The new global flagship McDonald’s restaurant will serve as a learning hub for the company to test solutions for reducing energy and water use and is intended as “a testament to the company’s ongoing commitment to sustainable innovation.”
A total of 1,066 solar panels have been installed on the restaurant’s roof and are capable of generating 600,000kWh each year. Outdoor porch skylights will also contribute to the restaurant’s energy consumption, utilising 1,500-square-feet of solar glass generating almost 70,000kWh each year.
Other clean design aspects include 600-square-feet of louvered windows that open and close, automatically allowing cool air in and warm air out, and 1,700-square-feet of green, plant-covered walls which will absorb CO2.
Parking lots will be lit by solar-powered lighting poles, while low-flow plumbing fixtures, water draining pavers, and native Florida plants will help to ensure water is used efficiently.
To top it off, the restaurant even has stationary bikes for customers to use which will turn power into kinetic energy powering the McDonald’s Golden Arch string lights.
“These unprecedented times have only heightened the importance of innovation that fosters long-term security and sustainability,” said Marion Gross, McDonald’s chief supply chain officer for North America.

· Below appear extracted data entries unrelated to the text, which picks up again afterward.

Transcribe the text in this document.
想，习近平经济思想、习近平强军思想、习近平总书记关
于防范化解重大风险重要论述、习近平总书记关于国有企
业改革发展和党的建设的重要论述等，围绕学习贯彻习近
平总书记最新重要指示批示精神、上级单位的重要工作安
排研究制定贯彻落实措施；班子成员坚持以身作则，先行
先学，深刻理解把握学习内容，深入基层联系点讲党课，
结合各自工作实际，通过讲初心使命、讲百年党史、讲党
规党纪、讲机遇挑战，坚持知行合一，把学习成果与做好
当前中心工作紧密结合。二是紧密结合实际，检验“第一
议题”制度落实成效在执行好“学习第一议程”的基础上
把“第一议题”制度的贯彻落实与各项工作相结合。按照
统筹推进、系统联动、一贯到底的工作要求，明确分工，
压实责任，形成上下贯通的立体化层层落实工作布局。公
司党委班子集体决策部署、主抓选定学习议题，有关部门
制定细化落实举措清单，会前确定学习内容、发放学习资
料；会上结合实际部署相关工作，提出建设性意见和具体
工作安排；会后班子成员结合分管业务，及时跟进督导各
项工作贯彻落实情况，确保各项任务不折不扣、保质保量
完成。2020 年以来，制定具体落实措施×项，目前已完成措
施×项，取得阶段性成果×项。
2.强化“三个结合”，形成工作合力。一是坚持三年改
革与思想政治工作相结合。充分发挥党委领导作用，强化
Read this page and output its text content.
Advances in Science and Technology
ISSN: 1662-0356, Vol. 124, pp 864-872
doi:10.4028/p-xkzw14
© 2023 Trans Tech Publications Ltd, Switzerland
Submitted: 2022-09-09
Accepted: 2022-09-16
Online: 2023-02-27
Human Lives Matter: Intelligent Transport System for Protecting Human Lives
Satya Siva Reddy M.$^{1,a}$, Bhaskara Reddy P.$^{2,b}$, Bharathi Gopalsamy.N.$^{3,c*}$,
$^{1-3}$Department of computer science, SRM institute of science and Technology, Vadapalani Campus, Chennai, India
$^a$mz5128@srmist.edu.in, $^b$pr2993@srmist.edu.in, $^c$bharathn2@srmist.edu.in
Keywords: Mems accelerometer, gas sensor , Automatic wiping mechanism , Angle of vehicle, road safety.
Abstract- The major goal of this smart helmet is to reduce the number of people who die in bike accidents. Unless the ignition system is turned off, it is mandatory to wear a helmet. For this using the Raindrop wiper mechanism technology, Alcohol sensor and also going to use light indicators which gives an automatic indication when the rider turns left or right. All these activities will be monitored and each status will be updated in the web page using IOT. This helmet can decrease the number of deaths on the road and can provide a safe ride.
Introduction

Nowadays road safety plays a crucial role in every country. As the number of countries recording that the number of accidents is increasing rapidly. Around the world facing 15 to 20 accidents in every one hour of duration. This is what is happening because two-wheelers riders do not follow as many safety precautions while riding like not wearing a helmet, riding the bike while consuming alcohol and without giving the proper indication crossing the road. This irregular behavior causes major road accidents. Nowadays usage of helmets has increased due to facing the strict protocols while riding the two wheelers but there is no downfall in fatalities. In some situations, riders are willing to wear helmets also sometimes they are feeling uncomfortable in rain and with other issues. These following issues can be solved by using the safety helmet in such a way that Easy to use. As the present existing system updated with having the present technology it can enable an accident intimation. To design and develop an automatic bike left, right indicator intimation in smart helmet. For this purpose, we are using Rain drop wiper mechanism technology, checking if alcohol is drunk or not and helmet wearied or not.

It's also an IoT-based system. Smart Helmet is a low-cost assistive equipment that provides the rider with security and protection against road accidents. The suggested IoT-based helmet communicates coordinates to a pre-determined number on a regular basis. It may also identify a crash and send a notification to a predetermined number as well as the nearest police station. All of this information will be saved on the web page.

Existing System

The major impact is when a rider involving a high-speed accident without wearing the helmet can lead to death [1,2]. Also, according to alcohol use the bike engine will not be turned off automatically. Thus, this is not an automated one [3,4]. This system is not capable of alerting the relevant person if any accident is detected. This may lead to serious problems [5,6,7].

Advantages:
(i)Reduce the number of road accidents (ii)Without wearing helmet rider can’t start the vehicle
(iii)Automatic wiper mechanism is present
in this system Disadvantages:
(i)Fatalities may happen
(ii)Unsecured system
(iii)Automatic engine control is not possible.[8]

“While health and safety in our restaurants is our top priority, we must also remain focused on creating positive change for our communities and the planet. This restaurant marks an important step in McDonald’s journey to reduce our carbon footprint and identify meaningful solutions in the fight against climate change.”
Located on the west side of the Walt Disney World Resort in Florida, on Buena Vista Drive near the All-Star Resorts, the new restaurant’s “soft-launch” period means that it is ony open for Drive Thru and McDelivery services – in line with the company’s strict measures implemented in the wake of the global COVID-19 pandemic.
The restaurant, in an effort to solidify its “Net Zero Energy status.” Will pursue the International Living Future Institute’s (ILFI) Zero Energy Certification over the coming year, which is the world’s only international zero energy certification.
According to ILFI, the certification serves to demonstrate “that the building is truly operating as claimed, harnessing energy from the sun, wind or earth to produce net annual energy demand through a third-party audit of actual performance data” while providing a case study platform to inform and accelerate other zero energy efforts around the world.
Data and lessons learned from the new McDonald’s restaurant will also serve to inform the company’s global sustainability efforts including its science-based target of reducing greenhouse gas emissions by 36% in restaurants and offices by 2030.